Revisiting My Writer Past

Laura's House

As most of you know, I was on vacation last week. I intended to post this Tuesday, but when I got back, unpacking from camping, catching up on work and all the stuff I’d neglected before and during vacation, and realizing that deadlines I’d pushed back to the end of summer were now less than two weeks away. All to explain why this post is going up on Friday.

While I didn’t get to go to Realm Makers this year, I did end up in St. Louis, MO on the Monday after Realm Makers. A couple of my friends and I took an awesome week-long road trip to Missouri. And, I still got to revisit one of my writing roots.

The year was 1996. I was six years old when my parents loaded up our old Midas motorhome and took my brothers and me to Missouri.

My dad had read the entire Little House series to us, me curled on his lap listening to the rumble of his voice in Pa’s stories and knowing that I was his Half Pint as much as Laura was Pa’s. We’d already visited the replica of the little cabin in the big woods, though it is now a little cabin surrounded by tiny saplings. I don’t remember if we had visited any other sites by that point. I eventually visited all of the Laura Ingalls Wilder sites, the last one in Independence, KS when I was sixteen.

But on this trip, we were stopping at a Laura Ingalls Wilder site not in the books, yet essential to them. I’m talking about Rocky Ridge Farm in Mansfield, MO, the place where Laura Ingalls Wilder actually wrote the books.

I was six. I was awed in the museum at Pa’s fiddle and a handwritten manuscript. The house was old and huge. The furniture big. The tour boring. I don’t remember anything from most of the house.

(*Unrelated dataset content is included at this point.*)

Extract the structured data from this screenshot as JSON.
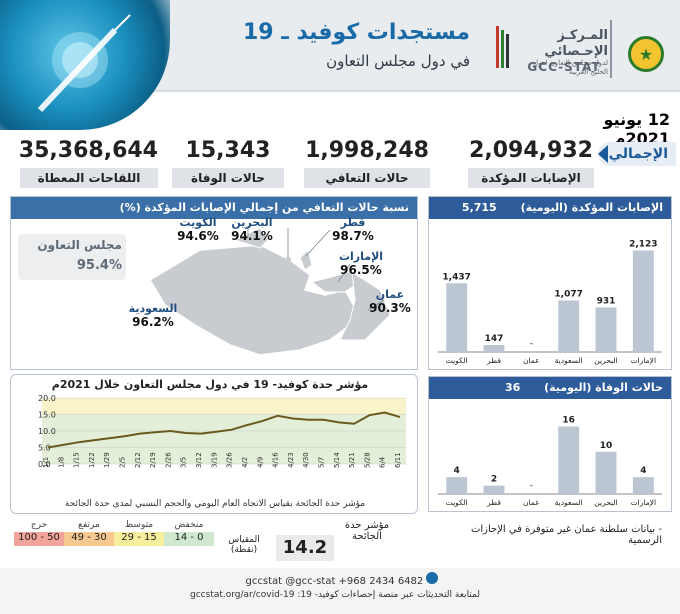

But I do remember Laura’s desk. It was big with cubies and space for writing. And there, standing in front of that desk, I made the decision.

I was going to be a published author someday.

The year is now 2015. Nineteen years have passed since I saw that house in Mansfield. Seeing things as an adult is both the same and different.

The wonder at seeing Pa’s fiddle is still the same. Pa’s voice in my head is still my dad’s. I’m still my dad’s Half Pint.

Pa's Fiddle
Pa’s Fiddle

The house is different. It’s smaller. I actually remember the tour through the rest of the house. This time, I see the people and their lives, not just the author and her books.

Laura Ingalls Wilder is smaller. I’m actually taller than her (by a whole inch, but I’m still taller).

And the desk is smaller. My own desk at home could swallow it. It doesn’t look like something big enough to start off a little girl’s hopes and dreams.

Laura's Desk
Laura Ingalls Wilder’s desk

Still, I choked up standing there. At six, I’d stood there and decided I was going to be a published author. Nineteen years later, I stood there a couple months after my first book released. A surreal moment.

Nineteen years. A longer road to publication than my six-year-old self could’ve comprehended. I’d thought I’d be published by sixteen or eighteen at the latest (because eighteen year olds are so old when you’re six).

Have you ever read the Little House books? What memories do they bring up?

Do you have a specific memory of the day you knew you wanted to be a published author?